Feature Importance
Feature Importance: Feature importance is calculated as the decrease in node impurity weighted by the probability of reaching that node. The node probability can be calculated by the number of samples that reach the node, divided by the total number of samples. The higher the value the more important the feature.
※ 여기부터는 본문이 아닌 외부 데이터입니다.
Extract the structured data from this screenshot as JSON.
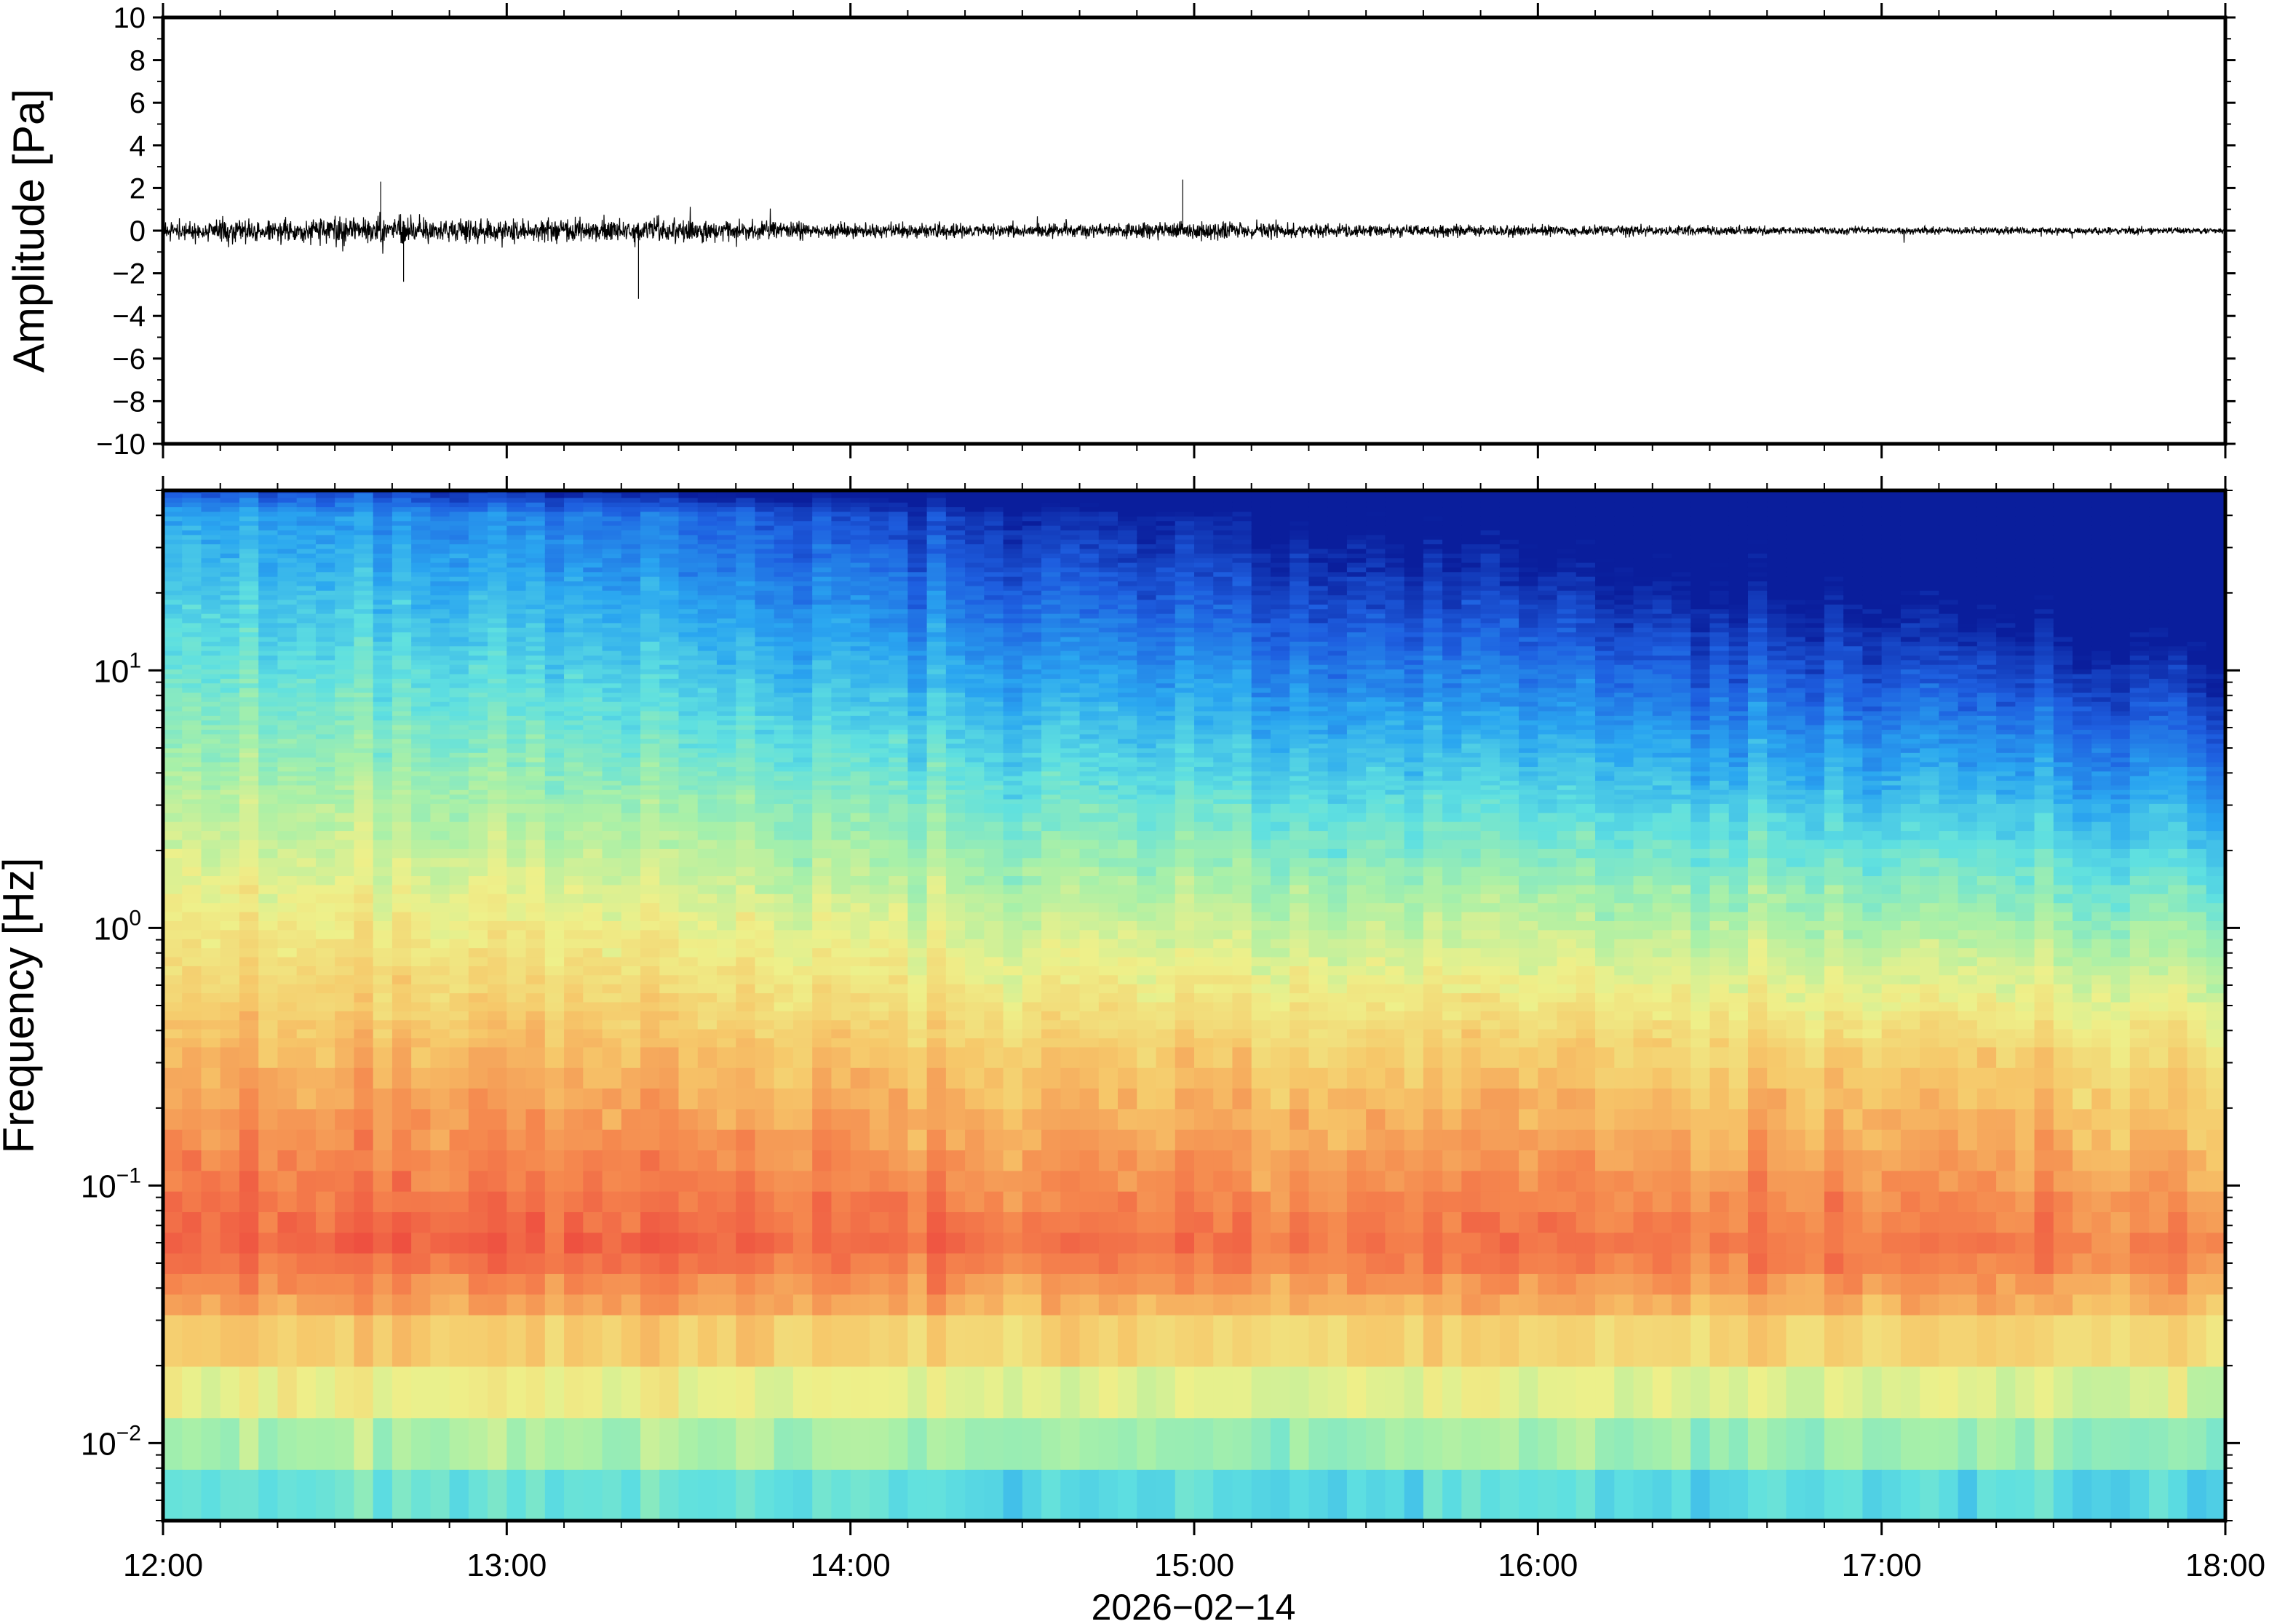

Gradient Boosting Feature Importance
간단한 tree-based model을 만들어서 prediction 값을 만들고 standard feature importance estimation을 계산할 수 있다. 이 feature importance를 통해 standard correlation index보다 더 많은 정보를 알 수 있다. Feature importance는 model 훈련 phase에서 internal space partition이 실행되는 동안 특정 하나의 feature이 point되었을 때에 trees 전체에 대한 impurity index의 reduction을 summarize해준다. sklearn은 output의 sum이 1이되도록 normalization을 적용해서 결과를 보여준다.
gb = GradientBoostingRegressor(n_estimators=100)
gb.fit(X_train, y_train.values.ravel())
plt.bar(range(X_train.shape[1]), gb.feature_importances_)
plt.xticks(range(X_train.shape[1]), ['AT','V','AP','RH'])
위 코드로 graph되는 feature_importances_는 특정 feature의 값이 더 높을 수록 prediction에 더 큰 영향을 주는 것을 보여준다.
Permutation Importance
permutation importance는 model이 fit된 후에 계산할 수 있다.
This method works on a simple principle: If I randomly shuffle a single feature in the data, leaving the target and all others in place, how would that affect the final prediction performances?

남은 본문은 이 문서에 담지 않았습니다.